The NFL has been supportive and positive about the new research and the safety of their players. Players may be upset about it, however, it does not stop them from playing their game. Referees, coaches, and medical staffs are ensuring these players have healthy careers. The players are learning how to tackle smarter and play safe, meaning they will likely be playing professionally longer than past generations. Currently, a successful step is being able to find an answer to a player’s CTE level. Doctors have only been able to recognize signs of concussions and other injuries, however, they have failed to determine the extent of a player’s brain damage. Having the capability to distinguish CTE and treat it before signs of distress will lead to healthier lives for everyone.

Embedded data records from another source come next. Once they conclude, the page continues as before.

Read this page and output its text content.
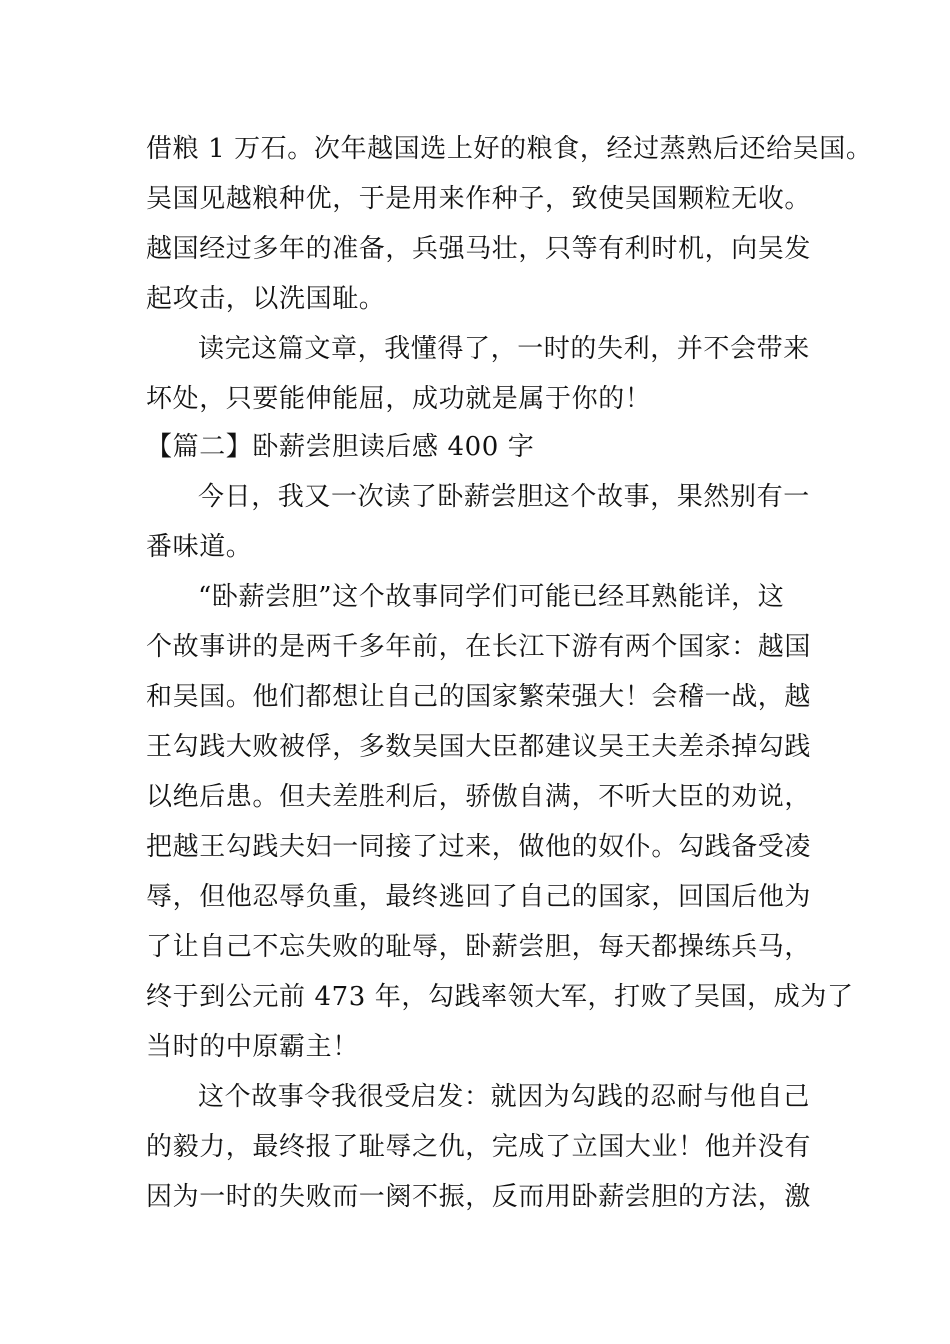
借粮 1 万石。次年越国选上好的粮食，经过蒸熟后还给吴国。
吴国见越粮种优，于是用来作种子，致使吴国颗粒无收。
越国经过多年的准备，兵强马壮，只等有利时机，向吴发
起攻击，以洗国耻。
读完这篇文章，我懂得了，一时的失利，并不会带来
坏处，只要能伸能屈，成功就是属于你的！
【篇二】卧薪尝胆读后感 400 字
今日，我又一次读了卧薪尝胆这个故事，果然别有一
番味道。
“卧薪尝胆”这个故事同学们可能已经耳熟能详，这
个故事讲的是两千多年前，在长江下游有两个国家：越国
和吴国。他们都想让自己的国家繁荣强大！会稽一战，越
王勾践大败被俘，多数吴国大臣都建议吴王夫差杀掉勾践
以绝后患。但夫差胜利后，骄傲自满，不听大臣的劝说，
把越王勾践夫妇一同接了过来，做他的奴仆。勾践备受凌
辱，但他忍辱负重，最终逃回了自己的国家，回国后他为
了让自己不忘失败的耻辱，卧薪尝胆，每天都操练兵马，
终于到公元前 473 年，勾践率领大军，打败了吴国，成为了
当时的中原霸主！
这个故事令我很受启发：就因为勾践的忍耐与他自己
的毅力，最终报了耻辱之仇，完成了立国大业！他并没有
因为一时的失败而一阕不振，反而用卧薪尝胆的方法，激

As fans watching the game, we must do our part and support our players with the regulations they face. Regulations are not passed easily as they take time, analysis, and agreements to establish new rules in a professional league. The research I conducted on this new rule has clarified why these new regulations are substantial in preventing injuries and diseases such as CTE. The NFL has proven in eight different articles that they are doing an excellent job researching and protecting players from life-threatening injuries. It took time and trial like every scientific experiment, however, the NFL has taken major steps over the past decade to lessen brain injuries. The NFL has invested time, money, and morality into protecting these players as best they can. In the end, it is a physical sport and the league has significantly reduced brain injuries, meaning disasters will not reoccur.